« Rendez nous nos tablettes M. le président Alpha Condé, Oui, la Guinée ne vous mérite pas parce que vos hallucinations sont redondantes et »…!

M. le président, Je n’ai absolument pas envie de vous rappeler que la promesse est une dette. Vous êtes professeur de droit, vous connaissez mieux que moi la portée d’une promesse – même au plus fort de la campagne présidentielle.
Donc, pas besoin de me dire que votre promesse était électorale. J’ose croire, en revanche, qu’en ce qui nous concerne, nous étudiants, avions rempli notre part du contrat en vous accordant un soufrage, qui vous a permis d’être élu pour présider aux destinées de la Guinée.

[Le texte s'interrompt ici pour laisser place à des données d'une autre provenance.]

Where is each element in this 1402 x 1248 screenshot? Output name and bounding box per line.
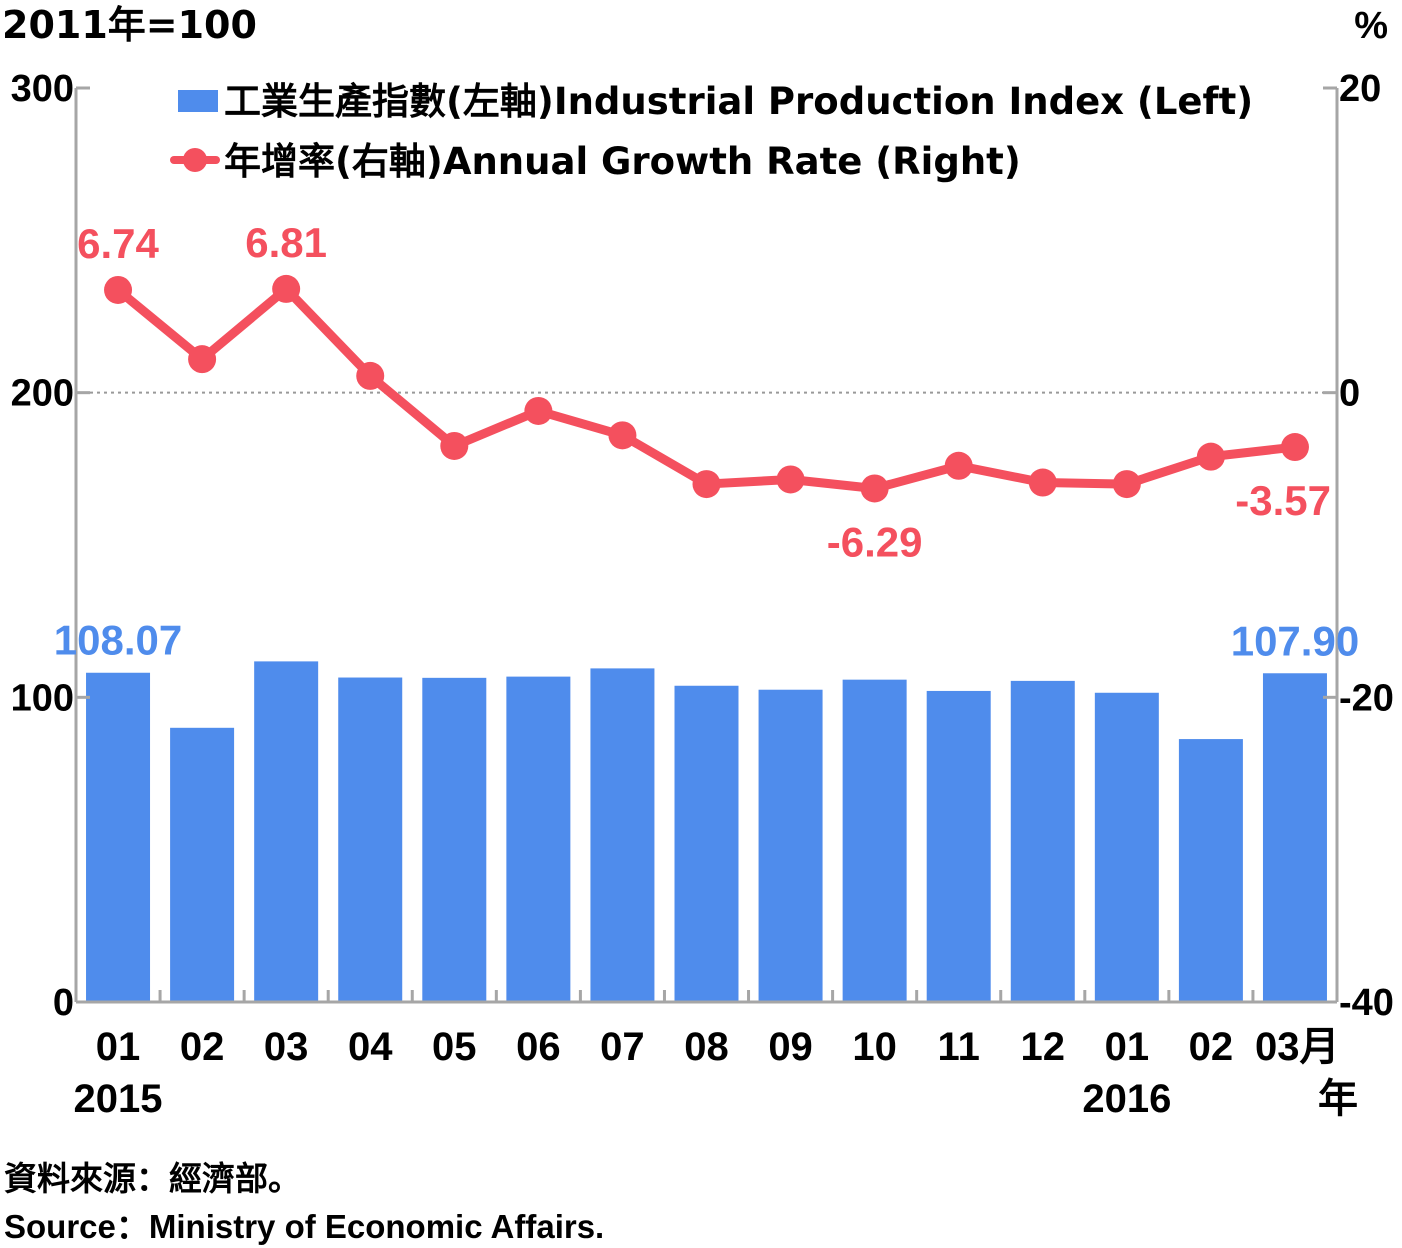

A moins que vous n’avouiez le contraire pour relancer l’éternel débat sur la transparence de l’élection présidentielle de 2010. Et, là aussi, vous n’aurez plus une porte de sortie. Alors ce que je vous demande, c’est tout simple : remplissez votre part du contrat moral et rendez nous nos tablettes.
M. le président,
La jeunesse guinéenne dont vous avez tendance à dévaloriser a pris conscience pour s’émanciper de vos interminables discours de politique politicienne. Vos déclarations – dénuées de tout bon sens – ont fini par perdre leur poids, notamment à cause de vos prises de positions fantaisistes.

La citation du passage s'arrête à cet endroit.